BRPF1, located in the p25.3 region of chromosome 3, encodes the BRPF1 protein, comprising 1,214 amino acids. This protein exhibits ubiquitous expression, particularly in the testis and spermatogonia, where it attains the highest expression level [21]. Structurally, the BRPF1 protein comprises three main domains: a bromodomain, a plant homeodomain finger, and a chromo/tudor-related Pro-Trp-Trp-Pro (PWWP) motif [22]. Serving as a crucial component of the KAT6A (also known as MOZ or MYST3)/KAT6B (also known as MORF or MYST4) histone acetyltransferase (HAT), the BRPF1 protein functions as both a scaffolding subunit and transcriptional regulator [23]. Notably, KAT6A and KAT6B defects can result in neurodevelopmental disorder phenotypes similar to those observed in IDDDFP [24, 25]. Previous studies have shown that BRPF1 primarily controls H3K23 acetylation through KAT6A/KAT6B, thereby influencing epigenetic regulation and developmental programs [26, 27]. In a study by Yan et al., BRPF1-deficient patients with neurodevelopmental disorders exhibited disrupted propionylation processes in addition to H3K23 acetylation regulation [10]. This finding suggests that BRPF1 deficiency may regulate the H3K23 acylation process through KAT6, contributing to the pathogenesis of neurodevelopmental disorders.

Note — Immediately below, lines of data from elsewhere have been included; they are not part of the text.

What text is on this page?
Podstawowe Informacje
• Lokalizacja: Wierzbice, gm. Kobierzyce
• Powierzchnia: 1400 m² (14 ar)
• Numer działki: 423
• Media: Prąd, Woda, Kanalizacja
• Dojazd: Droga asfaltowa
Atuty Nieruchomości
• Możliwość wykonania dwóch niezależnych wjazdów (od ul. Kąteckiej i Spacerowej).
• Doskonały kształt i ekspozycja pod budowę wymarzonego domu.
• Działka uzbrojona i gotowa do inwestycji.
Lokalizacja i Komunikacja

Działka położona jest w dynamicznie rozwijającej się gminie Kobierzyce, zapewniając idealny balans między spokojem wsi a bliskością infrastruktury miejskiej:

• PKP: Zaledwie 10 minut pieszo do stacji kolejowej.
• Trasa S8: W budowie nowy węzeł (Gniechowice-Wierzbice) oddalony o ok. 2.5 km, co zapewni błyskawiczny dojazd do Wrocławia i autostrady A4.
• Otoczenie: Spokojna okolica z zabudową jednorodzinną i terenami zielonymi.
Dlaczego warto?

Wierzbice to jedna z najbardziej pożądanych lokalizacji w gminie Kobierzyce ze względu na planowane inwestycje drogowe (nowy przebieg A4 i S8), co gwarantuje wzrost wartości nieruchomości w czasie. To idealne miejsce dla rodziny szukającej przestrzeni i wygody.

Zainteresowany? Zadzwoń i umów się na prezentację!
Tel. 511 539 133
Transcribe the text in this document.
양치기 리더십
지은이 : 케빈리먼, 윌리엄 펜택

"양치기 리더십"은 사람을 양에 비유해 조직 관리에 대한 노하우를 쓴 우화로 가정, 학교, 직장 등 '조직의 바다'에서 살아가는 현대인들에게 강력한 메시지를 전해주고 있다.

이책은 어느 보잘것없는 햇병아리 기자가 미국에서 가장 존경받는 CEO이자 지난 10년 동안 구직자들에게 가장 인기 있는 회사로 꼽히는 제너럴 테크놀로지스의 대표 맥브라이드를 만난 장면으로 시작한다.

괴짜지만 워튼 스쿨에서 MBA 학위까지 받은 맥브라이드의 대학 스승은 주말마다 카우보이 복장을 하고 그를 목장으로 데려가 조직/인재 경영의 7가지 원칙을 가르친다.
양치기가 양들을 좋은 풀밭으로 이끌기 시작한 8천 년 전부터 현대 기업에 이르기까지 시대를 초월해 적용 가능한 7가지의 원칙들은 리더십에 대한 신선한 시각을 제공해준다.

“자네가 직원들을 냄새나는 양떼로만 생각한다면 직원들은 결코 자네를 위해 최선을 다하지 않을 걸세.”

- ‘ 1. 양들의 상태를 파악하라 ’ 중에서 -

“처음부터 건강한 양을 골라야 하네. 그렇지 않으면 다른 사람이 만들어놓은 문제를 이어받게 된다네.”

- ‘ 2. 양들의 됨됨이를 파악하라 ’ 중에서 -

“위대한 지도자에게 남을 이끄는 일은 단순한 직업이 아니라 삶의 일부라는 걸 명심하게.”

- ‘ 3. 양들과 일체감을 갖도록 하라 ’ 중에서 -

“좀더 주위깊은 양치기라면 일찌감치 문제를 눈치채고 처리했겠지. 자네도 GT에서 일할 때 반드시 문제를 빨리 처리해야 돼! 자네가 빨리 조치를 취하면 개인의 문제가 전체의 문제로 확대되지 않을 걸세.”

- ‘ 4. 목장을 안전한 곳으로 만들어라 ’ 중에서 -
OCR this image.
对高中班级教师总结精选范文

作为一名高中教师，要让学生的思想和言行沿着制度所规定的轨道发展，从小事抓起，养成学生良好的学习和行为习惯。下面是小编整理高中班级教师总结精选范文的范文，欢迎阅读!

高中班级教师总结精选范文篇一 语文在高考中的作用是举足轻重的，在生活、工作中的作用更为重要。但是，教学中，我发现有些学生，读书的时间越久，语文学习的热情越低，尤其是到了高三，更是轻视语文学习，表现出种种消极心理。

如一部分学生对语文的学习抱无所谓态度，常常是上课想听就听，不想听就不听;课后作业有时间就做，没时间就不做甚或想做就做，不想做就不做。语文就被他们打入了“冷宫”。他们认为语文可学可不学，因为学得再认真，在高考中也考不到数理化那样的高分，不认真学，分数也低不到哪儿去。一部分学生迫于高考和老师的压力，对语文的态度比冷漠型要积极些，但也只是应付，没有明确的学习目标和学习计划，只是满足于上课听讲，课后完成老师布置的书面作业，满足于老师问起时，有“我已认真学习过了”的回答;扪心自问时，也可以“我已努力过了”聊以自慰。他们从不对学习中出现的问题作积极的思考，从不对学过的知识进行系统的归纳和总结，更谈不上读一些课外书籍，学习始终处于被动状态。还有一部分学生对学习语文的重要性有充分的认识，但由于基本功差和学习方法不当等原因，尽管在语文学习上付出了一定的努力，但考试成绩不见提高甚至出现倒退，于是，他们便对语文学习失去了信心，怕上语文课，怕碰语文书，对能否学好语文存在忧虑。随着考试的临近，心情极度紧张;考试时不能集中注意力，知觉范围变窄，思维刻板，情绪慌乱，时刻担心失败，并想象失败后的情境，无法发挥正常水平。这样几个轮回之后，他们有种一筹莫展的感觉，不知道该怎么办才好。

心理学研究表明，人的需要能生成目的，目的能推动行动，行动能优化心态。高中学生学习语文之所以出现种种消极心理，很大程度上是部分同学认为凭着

The heterozygous deletion of exons 2–14 in BRPF1 identified in our study impairs the biological functions of the various domains of the BRPF1 protein.

Currently, no effective treatment is available for IDDDFP. However, research by Yan et al. suggested that BRPF1 variation contributes to H3K23 acylation defects. They revealed that valproate, vorinostat, propionate, and butyrate can enhance H3K23 acylation at the cellular level. Specifically, propionate has been shown to enhance H3K23 propionylation in embryonic fibroblasts in mouse models [10]. Understanding these mechanisms and further pharmacological studies may provide potential treatment strategies for patients with IDDDFP. In addition, patients with IDDDFP may be subjected to potential social discrimination due to their ID and appearance, and their quality of life is often low, necessitating special education and psychological counseling.